While this may not sound so impressive if you are based in the UK or USA, where harness usage is virtually mandated or increasingly popular, but it is highly significant in Holland where usage remains very low.

Holland has one of the highest penetration levels for powered access in the world, higher than the UK and probably only second to the USA and Sweden? And yet the attitude towards the wearing of harnesses in boom lifts is somewhere close to third world.

The problem is that many users and suppliers appear to look on the wearing of harnesses as ‘un-macho’ or at best unnecessary. Some of this stems from the thinking that harnesses are intended to catch an operator after he falls overboard, when the real intent to hold him IN the platform after the boom experiences a catapult effect, which can be caused by anything from driving a fully extended lift over potholed ground to it being clipped by a passing truck.

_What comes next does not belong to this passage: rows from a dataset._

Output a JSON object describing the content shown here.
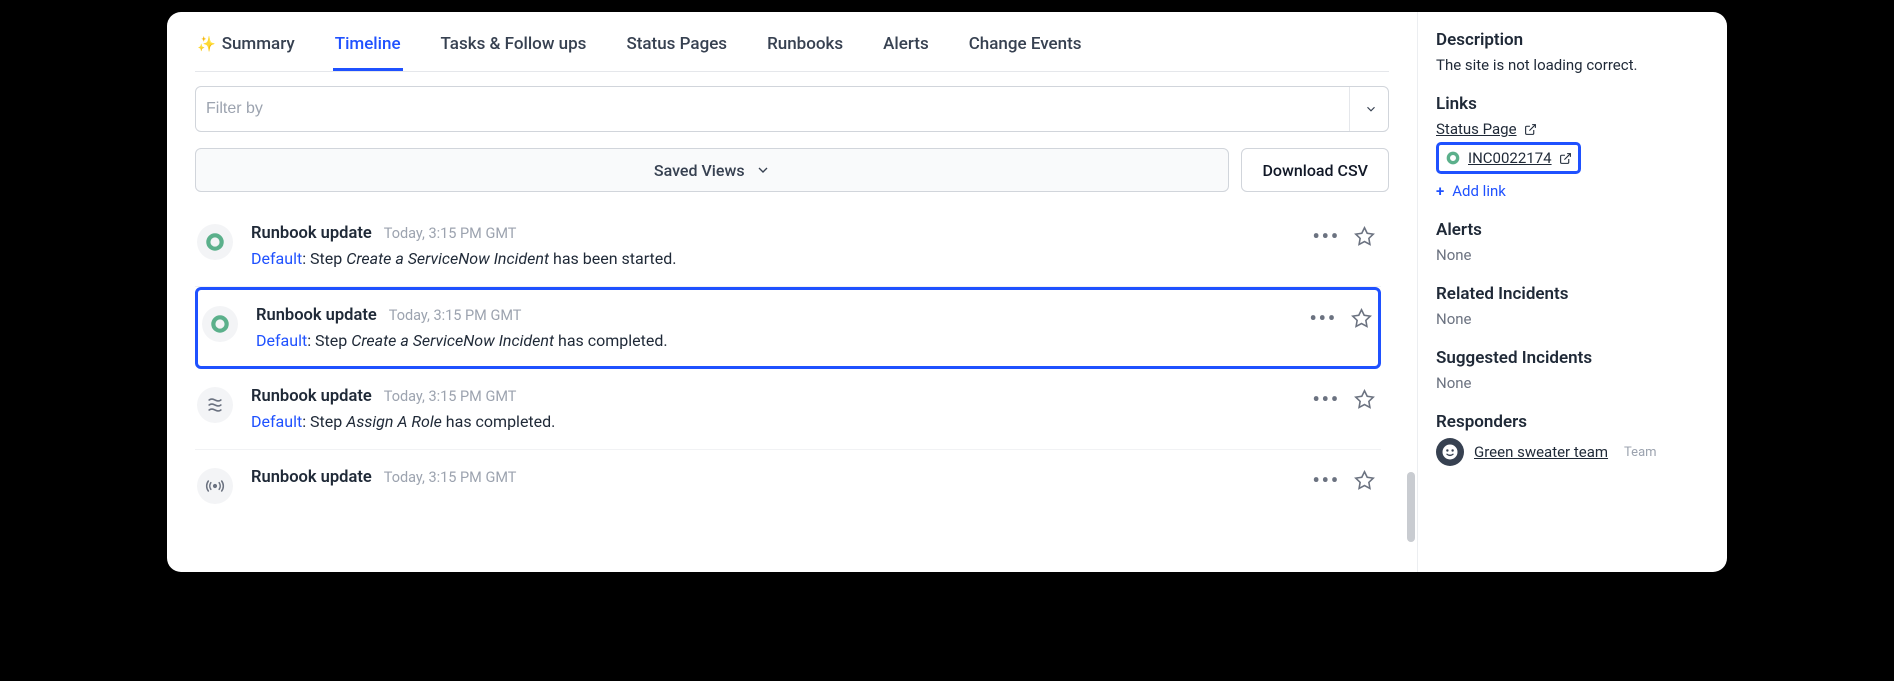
{
  "tabs": {
    "summary": "Summary",
    "timeline": "Timeline",
    "tasks": "Tasks & Follow ups",
    "status_pages": "Status Pages",
    "runbooks": "Runbooks",
    "alerts": "Alerts",
    "change_events": "Change Events"
  },
  "filter": {
    "placeholder": "Filter by"
  },
  "actions": {
    "saved_views": "Saved Views",
    "download_csv": "Download CSV"
  },
  "timeline": [
    {
      "title": "Runbook update",
      "ts": "Today, 3:15 PM GMT",
      "prefix": "Default",
      "lead": ": Step ",
      "step": "Create a ServiceNow Incident",
      "tail": " has been started.",
      "icon": "ring",
      "highlighted": false
    },
    {
      "title": "Runbook update",
      "ts": "Today, 3:15 PM GMT",
      "prefix": "Default",
      "lead": ": Step ",
      "step": "Create a ServiceNow Incident",
      "tail": " has completed.",
      "icon": "ring",
      "highlighted": true
    },
    {
      "title": "Runbook update",
      "ts": "Today, 3:15 PM GMT",
      "prefix": "Default",
      "lead": ": Step ",
      "step": "Assign A Role",
      "tail": " has completed.",
      "icon": "swirl",
      "highlighted": false
    },
    {
      "title": "Runbook update",
      "ts": "Today, 3:15 PM GMT",
      "prefix": "",
      "lead": "",
      "step": "",
      "tail": "",
      "icon": "antenna",
      "highlighted": false
    }
  ],
  "sidebar": {
    "description": {
      "heading": "Description",
      "text": "The site is not loading correct."
    },
    "links": {
      "heading": "Links",
      "items": [
        {
          "label": "Status Page",
          "highlighted": false,
          "show_ring": false
        },
        {
          "label": "INC0022174",
          "highlighted": true,
          "show_ring": true
        }
      ],
      "add": "Add link"
    },
    "alerts": {
      "heading": "Alerts",
      "value": "None"
    },
    "related": {
      "heading": "Related Incidents",
      "value": "None"
    },
    "suggested": {
      "heading": "Suggested Incidents",
      "value": "None"
    },
    "responders": {
      "heading": "Responders",
      "items": [
        {
          "name": "Green sweater team",
          "role": "Team"
        }
      ]
    }
  }
}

To be fair Holland has a reasonable safety record and operators are not catapulted out of their platforms on a regular basis. Prior to the CE marking of lifts, Dutch regulations required an eight metre drive cut-out which helped reduce the risk somewhat. Operators are also generally more experienced and familiar with self propelled aerial lifts than many other countries.

However catapulting accidents do happen in Holland and a harness and lanyard can easily prevent them. There are few more sad and sickening sights than two dead men on the ground while the boom lift they were driving is not only upright and stable but is totally unaffected by the accident!